Since the mid-18th century, the industrial revolution has evolved into the fourth industrial revolution, driven by the digital revolution. The starting point of the Fourth Industrial Revolution can be found in the establishment of Germany’s high-tech strategy, as a manufacturing powerhouse, that will continue to lead the competition in the future. To this end, from 2004 until today, the German government has supported a large number of projects. The results of the first study were announced by Merkel in August 2006 as a “high-tech strategy”, followed by a manufacturing innovation strategy called “Industrial 4.0” in 2010 and a “fourth industrial revolution” in 2016.
The key to penetrating this series of processes is digitization. Digitization leads to qualitative changes in the industrial environment, resulting in qualitative changes in labor, and further demands for qualitative changes in education. In order to successfully innovate manufacturing, other social conditions require innovative solutions to be realized.

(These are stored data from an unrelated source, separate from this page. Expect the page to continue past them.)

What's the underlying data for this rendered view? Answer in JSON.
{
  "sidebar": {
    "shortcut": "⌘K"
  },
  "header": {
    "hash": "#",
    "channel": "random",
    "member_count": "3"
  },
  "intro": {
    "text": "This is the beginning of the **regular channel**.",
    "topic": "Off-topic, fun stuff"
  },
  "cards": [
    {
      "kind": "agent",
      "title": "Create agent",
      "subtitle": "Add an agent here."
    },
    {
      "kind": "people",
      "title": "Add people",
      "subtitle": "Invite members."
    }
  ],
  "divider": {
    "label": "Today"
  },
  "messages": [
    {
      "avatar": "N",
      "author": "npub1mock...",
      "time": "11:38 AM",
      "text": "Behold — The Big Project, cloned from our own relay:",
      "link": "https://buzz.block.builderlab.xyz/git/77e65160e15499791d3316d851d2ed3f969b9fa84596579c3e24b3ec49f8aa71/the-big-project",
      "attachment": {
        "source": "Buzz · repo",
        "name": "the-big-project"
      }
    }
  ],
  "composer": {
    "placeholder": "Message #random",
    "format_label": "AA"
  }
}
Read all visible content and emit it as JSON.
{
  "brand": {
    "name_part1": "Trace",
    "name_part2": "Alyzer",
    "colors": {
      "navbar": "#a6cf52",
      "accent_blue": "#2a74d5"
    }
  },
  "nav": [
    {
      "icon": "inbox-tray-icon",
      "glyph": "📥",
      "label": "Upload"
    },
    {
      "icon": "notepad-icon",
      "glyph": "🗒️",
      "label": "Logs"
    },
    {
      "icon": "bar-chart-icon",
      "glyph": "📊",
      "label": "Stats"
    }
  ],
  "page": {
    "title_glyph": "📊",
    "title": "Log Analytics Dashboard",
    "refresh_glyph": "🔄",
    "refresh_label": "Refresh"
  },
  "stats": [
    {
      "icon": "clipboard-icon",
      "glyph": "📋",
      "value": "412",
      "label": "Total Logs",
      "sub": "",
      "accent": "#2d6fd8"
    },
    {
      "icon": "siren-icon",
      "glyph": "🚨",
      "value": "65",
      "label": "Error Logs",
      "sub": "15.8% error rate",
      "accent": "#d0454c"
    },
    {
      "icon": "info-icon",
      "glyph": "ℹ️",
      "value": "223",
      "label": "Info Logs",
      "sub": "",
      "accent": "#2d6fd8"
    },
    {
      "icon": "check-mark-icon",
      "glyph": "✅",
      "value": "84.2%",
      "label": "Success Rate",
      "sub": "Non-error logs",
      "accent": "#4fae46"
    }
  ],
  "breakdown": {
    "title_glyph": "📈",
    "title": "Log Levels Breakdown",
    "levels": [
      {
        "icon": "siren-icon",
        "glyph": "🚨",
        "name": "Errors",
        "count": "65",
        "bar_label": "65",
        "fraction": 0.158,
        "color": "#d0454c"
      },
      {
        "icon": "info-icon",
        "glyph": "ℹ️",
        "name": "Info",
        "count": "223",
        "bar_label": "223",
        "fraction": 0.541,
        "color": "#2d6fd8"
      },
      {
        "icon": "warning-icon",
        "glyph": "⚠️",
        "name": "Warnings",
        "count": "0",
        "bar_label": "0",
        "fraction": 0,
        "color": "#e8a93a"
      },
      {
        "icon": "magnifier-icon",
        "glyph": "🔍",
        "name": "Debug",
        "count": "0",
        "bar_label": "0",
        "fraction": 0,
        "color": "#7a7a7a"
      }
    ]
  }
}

This paper examines what humanities look for in Germany during this Fourth Industrial Revolution. To this end, I would like to examine the correlation between the emergence of the Fourth Industrial Revolution and the Digital Revolution, and briefly examine the digital humanities that emerged as a new branch of the humanities and industry 4.0-labor 4.0-vocational education 4.0 reflecting German characteristics. In this way, I would like to suggest an aspect of the practical use of German humanities in relation to the Fourth Industrial Revolution.